There seemed to be a singular dearth of servants about. Even Captain Brentworth’s strident bellows for Rashid produced no result.
“They must be being kept below,” Stephen ventured. “If they were above deck I think we would have heard them—or they us.”
He glanced over at Captain Brentworth, who was moodily puffing on a cigarette as if Rashid’s failure to appear were a personal insult.
Sometime later a steward who professed to know nothing about the earlier commotion appeared on deck and asked if he could bring anyone some light refreshment. Dinner would be served on schedule, but for the time being the passengers were asked to remain where they were. Not long after that, Mr. Watkins returned. He walked directly over to Stephen Holmboe.
“Mr. Holmboe,” he said, “if I may trouble you, your presence has been requested by the captain.”
Stephen rose from his chair, putting his book aside.
“Certainly,” he said. “Lead on.”
“Half a moment,” Neville said. “Mr. Holmboe is in my employ. I cannot have him involved in something without my knowledge.”
Mr. Watkins frowned, but did not seem inclined to argue.
“Very well, Sir Neville. If you gentlemen . . .”
Jenny interrupted.
“I’m coming, too,” she said. “Wild horses wouldn’t stop me.”
Mr. Watkins obviously knew when he was beaten. “If your uncle desires your presence,” he said.

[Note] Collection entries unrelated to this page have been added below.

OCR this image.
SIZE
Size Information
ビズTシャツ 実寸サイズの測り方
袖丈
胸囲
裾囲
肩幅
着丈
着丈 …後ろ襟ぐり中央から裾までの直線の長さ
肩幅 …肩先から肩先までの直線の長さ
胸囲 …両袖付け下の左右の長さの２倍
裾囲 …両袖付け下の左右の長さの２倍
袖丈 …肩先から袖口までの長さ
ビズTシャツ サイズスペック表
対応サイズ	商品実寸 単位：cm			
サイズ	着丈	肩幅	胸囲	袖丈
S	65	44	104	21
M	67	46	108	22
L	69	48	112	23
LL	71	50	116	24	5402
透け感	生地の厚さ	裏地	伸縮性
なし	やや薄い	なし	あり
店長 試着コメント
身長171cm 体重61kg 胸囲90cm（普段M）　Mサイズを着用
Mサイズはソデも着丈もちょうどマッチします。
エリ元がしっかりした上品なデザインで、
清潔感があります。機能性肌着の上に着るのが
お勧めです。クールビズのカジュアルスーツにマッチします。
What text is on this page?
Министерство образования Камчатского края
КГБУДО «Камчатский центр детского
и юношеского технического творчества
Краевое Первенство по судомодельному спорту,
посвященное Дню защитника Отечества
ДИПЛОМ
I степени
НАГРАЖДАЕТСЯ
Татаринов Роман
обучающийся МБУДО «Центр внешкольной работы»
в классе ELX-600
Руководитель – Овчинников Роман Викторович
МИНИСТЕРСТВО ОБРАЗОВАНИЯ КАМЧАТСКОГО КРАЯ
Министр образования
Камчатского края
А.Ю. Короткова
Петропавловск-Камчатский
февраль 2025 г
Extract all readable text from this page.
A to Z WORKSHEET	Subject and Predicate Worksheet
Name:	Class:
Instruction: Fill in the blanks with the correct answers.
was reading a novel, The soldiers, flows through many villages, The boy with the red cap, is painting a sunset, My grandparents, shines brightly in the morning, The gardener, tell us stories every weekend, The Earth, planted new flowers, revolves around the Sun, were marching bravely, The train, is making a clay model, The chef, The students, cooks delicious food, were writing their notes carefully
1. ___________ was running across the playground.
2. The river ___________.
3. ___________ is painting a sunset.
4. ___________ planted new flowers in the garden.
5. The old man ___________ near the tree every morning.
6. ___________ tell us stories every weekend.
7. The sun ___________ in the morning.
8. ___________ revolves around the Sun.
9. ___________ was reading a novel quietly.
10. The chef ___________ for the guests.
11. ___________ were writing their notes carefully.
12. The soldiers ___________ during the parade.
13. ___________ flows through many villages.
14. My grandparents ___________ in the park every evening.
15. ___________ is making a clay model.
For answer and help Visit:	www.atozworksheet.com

Neville knew he’d rather have Jenny under his eye than spend his energy worrying about what ingenious methods she would be devising to satisfy her curiosity.
“I do,” he said firmly. “Come along, Genevieve.”
The use of her formal name was as an adequate reminder to be on her best behavior. Jenny followed demurely, not asking any of the questions that normally would come tumbling out.
Mr. Watkins explained the details of the situation, once they were below. “The difficulty is with Colonel and Mrs. Travers. They are waiting in the ship’s library. As the matter is somewhat private, I would rather leave it to them to explain.”
The small library was impossibly crowded. Colonel Travers was bending over his loudly weeping wife, while Mary knelt at her mother’s feet. A servant was setting down a tray with teapot and cups, his expression neutral but his eyes alive with interest. Captain Easthill was just departing, smoothing a scowl of annoyance from his features when he saw the new arrivals.